Par la suite, l’enseignant doit donner l’occasion aux apprenants de s’entraîner à ce nouvel emploi. Nous proposons alors une activité en groupe de deux à trois apprenants. Leur tâche consistera à se mettre d’accord sur des caractéristiques qu’il faut avoir pour être un bon ou mauvais professeur, un bon ou mauvais élève, ou un bon ou mauvais parent. Dans les cours à l’université d’Oldenbourg, un grand nombre d’apprenants font des études pour devenir professeur et il pourrait alors être plus intéressant pour eux de poser la question du bon ou mauvais professeur que celle du bon ou mauvais parent. Nous pensons également que l’enseignant doit dire explicitement qu’il s’agit d’essayer d’utiliser la structure partitif + nom abstraits le plus souvent possible (pour éviter des phrases comme il faut être patient au lieu de il faut avoir de la patience). La consigne pourrait alors être la suivante :

‘Quelles qualités doit avoir un bon professeur ? Faites une énumération en essayant d’utiliser des noms abstraits quand cela est possible.’

L’enseignant passera dans les groupes pour les aider à trouver et à former les substantifs. Les résultats seront écrits sur une affiche et présentés aux autres apprenants.

Le résultat  pourrait ressembler au tableau suivant :

Tableau 6 : Exemple d’affiche de l’activité sur les noms abstraits.
  • Un bon professeur doit avoir :
    de la patience
    de l’amour pour son métier
    de la compréhension pour les problèmes de ses élèves
    de la sensibilité
    de l’intérêt pour la langue enseignée etc.
  • Les affiches permettront une discussion des résultats, aussi bien sur le contenu que sur la forme.

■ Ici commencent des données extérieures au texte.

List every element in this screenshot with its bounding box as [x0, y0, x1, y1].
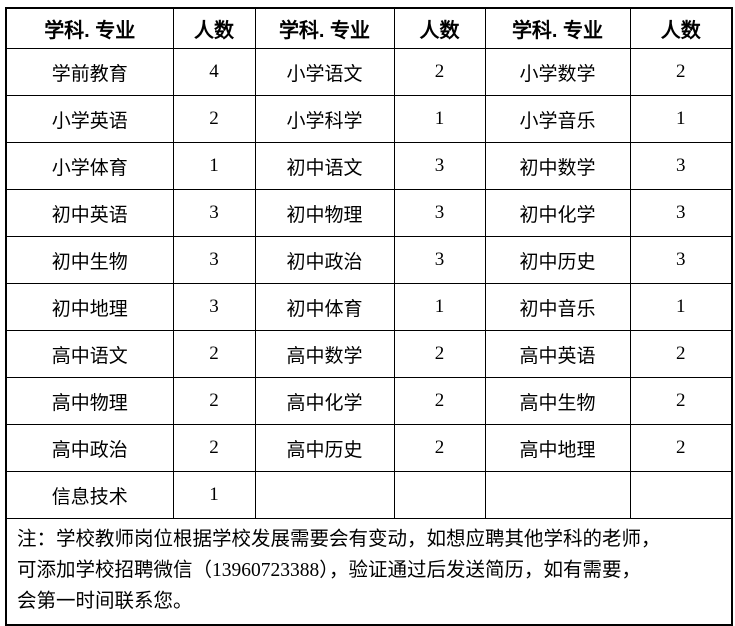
subject-cell: 小学科学 [254, 95, 395, 143]
note-line-2: 可添加学校招聘微信（13960723388），验证通过后发送简历，如有需要， [17, 560, 642, 581]
count-cell: 1 [172, 471, 256, 519]
count-cell: 2 [393, 377, 486, 425]
subject-cell: 高中化学 [254, 377, 395, 425]
table-row: 高中物理 2 高中化学 2 高中生物 2 [5, 377, 733, 425]
subject-cell: 小学数学 [484, 48, 631, 96]
count-cell: 2 [629, 48, 733, 96]
table-row: 高中政治 2 高中历史 2 高中地理 2 [5, 424, 733, 472]
table-row: 初中地理 3 初中体育 1 初中音乐 1 [5, 283, 733, 331]
table-row: 小学英语 2 小学科学 1 小学音乐 1 [5, 95, 733, 143]
note-line-3: 会第一时间联系您。 [17, 591, 193, 612]
subject-cell: 学前教育 [5, 48, 174, 96]
subject-cell: 初中生物 [5, 236, 174, 284]
count-cell [629, 471, 733, 519]
subject-cell: 高中历史 [254, 424, 395, 472]
count-cell: 1 [629, 95, 733, 143]
column-header-subject-2: 学科. 专业 [254, 7, 395, 49]
column-header-subject-1: 学科. 专业 [5, 7, 174, 49]
count-cell: 2 [629, 330, 733, 378]
subject-cell [484, 471, 631, 519]
count-cell: 3 [172, 283, 256, 331]
count-cell: 1 [393, 95, 486, 143]
table-row: 小学体育 1 初中语文 3 初中数学 3 [5, 142, 733, 190]
note-line-1: 注：学校教师岗位根据学校发展需要会有变动，如想应聘其他学科的老师， [17, 529, 661, 550]
count-cell: 4 [172, 48, 256, 96]
subject-cell: 小学英语 [5, 95, 174, 143]
count-cell: 3 [629, 142, 733, 190]
count-cell: 2 [172, 95, 256, 143]
column-header-count-2: 人数 [393, 7, 486, 49]
subject-cell: 高中语文 [5, 330, 174, 378]
subject-cell: 高中政治 [5, 424, 174, 472]
count-cell: 3 [629, 189, 733, 237]
subject-cell: 初中英语 [5, 189, 174, 237]
subject-cell: 初中音乐 [484, 283, 631, 331]
count-cell: 3 [393, 142, 486, 190]
count-cell: 3 [393, 189, 486, 237]
column-header-count-3: 人数 [629, 7, 733, 49]
column-header-subject-3: 学科. 专业 [484, 7, 631, 49]
subject-cell: 初中政治 [254, 236, 395, 284]
subject-cell: 高中生物 [484, 377, 631, 425]
subject-cell: 高中英语 [484, 330, 631, 378]
subject-cell: 小学语文 [254, 48, 395, 96]
subject-cell: 小学体育 [5, 142, 174, 190]
count-cell: 2 [393, 330, 486, 378]
count-cell: 2 [393, 48, 486, 96]
subject-cell: 初中化学 [484, 189, 631, 237]
count-cell: 3 [172, 189, 256, 237]
count-cell: 1 [393, 283, 486, 331]
subject-cell: 初中地理 [5, 283, 174, 331]
table-row: 学前教育 4 小学语文 2 小学数学 2 [5, 48, 733, 96]
table-row: 高中语文 2 高中数学 2 高中英语 2 [5, 330, 733, 378]
count-cell: 2 [629, 424, 733, 472]
count-cell: 2 [629, 377, 733, 425]
count-cell: 2 [172, 424, 256, 472]
table-row: 初中生物 3 初中政治 3 初中历史 3 [5, 236, 733, 284]
subject-cell: 初中语文 [254, 142, 395, 190]
subject-cell [254, 471, 395, 519]
count-cell: 3 [629, 236, 733, 284]
header-row: 学科. 专业 人数 学科. 专业 人数 学科. 专业 人数 [5, 7, 733, 49]
note-row: 注：学校教师岗位根据学校发展需要会有变动，如想应聘其他学科的老师， 可添加学校招… [5, 518, 733, 626]
subject-cell: 高中数学 [254, 330, 395, 378]
count-cell: 1 [172, 142, 256, 190]
subject-cell: 信息技术 [5, 471, 174, 519]
column-header-count-1: 人数 [172, 7, 256, 49]
recruitment-table: 学科. 专业 人数 学科. 专业 人数 学科. 专业 人数 学前教育 4 小学语… [5, 7, 733, 626]
subject-cell: 小学音乐 [484, 95, 631, 143]
subject-cell: 高中物理 [5, 377, 174, 425]
count-cell: 3 [172, 236, 256, 284]
subject-cell: 初中物理 [254, 189, 395, 237]
subject-cell: 高中地理 [484, 424, 631, 472]
count-cell: 2 [172, 377, 256, 425]
count-cell: 3 [393, 236, 486, 284]
count-cell: 2 [172, 330, 256, 378]
table-row: 初中英语 3 初中物理 3 初中化学 3 [5, 189, 733, 237]
subject-cell: 初中体育 [254, 283, 395, 331]
table-row: 信息技术 1 [5, 471, 733, 519]
table-note: 注：学校教师岗位根据学校发展需要会有变动，如想应聘其他学科的老师， 可添加学校招… [5, 518, 733, 626]
subject-cell: 初中数学 [484, 142, 631, 190]
count-cell [393, 471, 486, 519]
subject-cell: 初中历史 [484, 236, 631, 284]
count-cell: 1 [629, 283, 733, 331]
count-cell: 2 [393, 424, 486, 472]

    Pour consolider cet emploi du partitif, l’enseignant peut ensuite proposer l’activité suivante : il peut présenter une liste d’adjectifs (une vingtaine de mots), dans laquelle chaque groupe d’apprenants doit choisir huit. Ces huit adjectifs seront substantivés et ensuite imaginés dans un contexte (une phrase ou une petite suite de phrases). La consigne pourrait être la suivante :

    ‘Choisissez huit adjectifs de la liste et transformez-les en substantifs. Essayez ensuite d’intégrer les substantifs dans un contexte précis.’ ‘Exemple : courageux – courage – Elle l’a confronté à ses peurs. Elle a vraiment du courage pour faire cela.’

    Il n’est pas obligatoire de former des phrases dans lesquelles figure un partitif. Il va en effet être beaucoup plus facile pour les apprenants de former des phrases avec des noms abstraits accompagnés d’un article défini (par exemple : Le courage est une vertu importante). L’enseignant devrait veiller à ce que les phrases proposées contiennent les deux formes. Ainsi, après une présentation des formes produites, il sera possible d’analyser la différence entre le partitif et l’article défini avec les noms abstraits.

    Dans cette section, nous avons proposé une façon d’élargir l’emploi d’une structure déjà apprise. Il est important d’explicitement lier le nouvel emploi à l’emploi déjà connu. De plus, il faut assurer qu’en faisant des activités, les apprenants ont la possibilité de consolider le nouvel emploi.